La salma di Massimo era stata portata ieri all’interno della chiesa della Madonna del Carmelo, dove lo stesso era solito frequentare, per essere omaggiato da amici e parenti, dopo che il Magistrato titolare dell’indagine ne aveva disposto la restituzione alla famiglia a seguito dell’esame autoptico eseguito nella giornata di lunedì. Ricordiamo che il licodiese, dopo essere stato vittima di un grave incidente in moto, era stato trasportato in gravissime condizioni al Policlinico di Catania e ricoverato in prognosi riservata in Rianimazione. Poi il lento recupero e il trasferimento in un centro di riabilitazione del messinese dove una settimana prima della morte è sopraggiunta una forte febbre che ne ha richiesto il ricovero in un ospedale di Messina, dove Massimo è poi deceduto il 17 agosto. Ad dover accertare la causa della morte, dovrà essere adesso la procura messinese.

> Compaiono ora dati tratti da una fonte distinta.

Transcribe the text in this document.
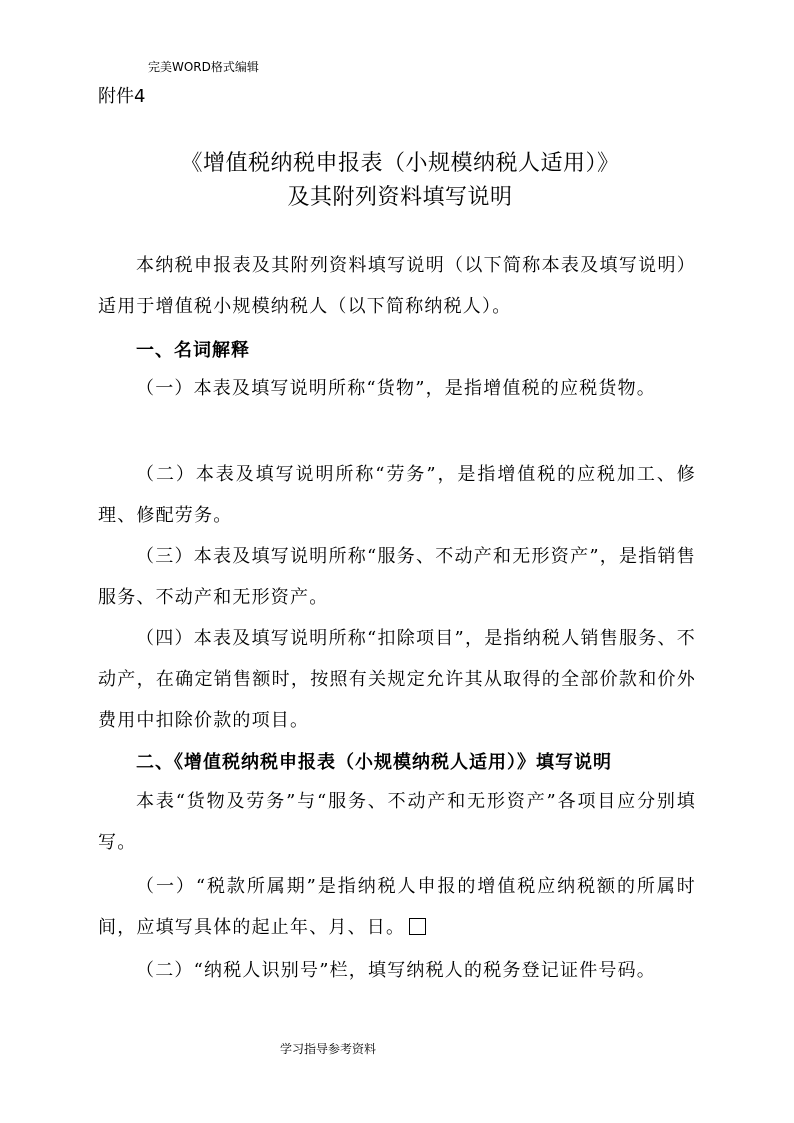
完美WORD格式编辑
附件4
《增值税纳税申报表（小规模纳税人适用）》
及其附列资料填写说明

本纳税申报表及其附列资料填写说明（以下简称本表及填写说明）适用于增值税小规模纳税人（以下简称纳税人）。

一、名词解释

（一）本表及填写说明所称“货物”，是指增值税的应税货物。

（二）本表及填写说明所称“劳务”，是指增值税的应税加工、修理、修配劳务。

（三）本表及填写说明所称“服务、不动产和无形资产”，是指销售服务、不动产和无形资产。

（四）本表及填写说明所称“扣除项目”，是指纳税人销售服务、不动产，在确定销售额时，按照有关规定允许其从取得的全部价款和价外费用中扣除价款的项目。

二、《增值税纳税申报表（小规模纳税人适用）》填写说明

本表“货物及劳务”与“服务、不动产和无形资产”各项目应分别填写。

（一）“税款所属期”是指纳税人申报的增值税应纳税额的所属时间，应填写具体的起止年、月、日。

（二）“纳税人识别号”栏，填写纳税人的税务登记证件号码。

学习指导参考资料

Toccanti e cariche di emozione – ma non meno ricche di speranza -, le parole di don Santino Salamone durante l’omelia tenuta all’interno del rito funebre di questo pomeriggio. «Per me, trovare le parole che siano veramente efficaci, che siano di conforto, è difficile, perché di fronte a tanto dolore e tristezza, sarebbe sicuramente più opportuno fare silenzio» ha esordito il sacerdote. «L’esperienza della morte è sempre un momento sconvolgente, perché ci richiama in maniera cruda l’estrema fragilità che portiamo dentro di noi. La morte sembra come uno scoglio insormontabile dove tutto si infrange, anche la speranza, i sogni e le fatiche di ogni uomo. È possibile che questa sia la fine? Che senso ha, quindi, essere qui a pregare? Quello che noi stiamo vedendo è ciò che appare. La realtà è diversa.”Le anime dei giusti sono nelle mani di Dio, nessun tormento le toccherà” si legge nel libro della Sapienza. Se a noi sembra la fine, sappiamo – e questa è la promessa di Gesù – che Egli ha preparato un posto per tutti noi, che in questo momento Massimo sperimenta. Mentre a noi sembra una sciagura, invece è la pace in attesa della resurrezione. L’unica risposta possiamo trovarla in Cristo Gesù che ha il potere di vincere ogni turbamento perché soltanto in Lui troviamo la forza» ha poi concluso il sacerdote.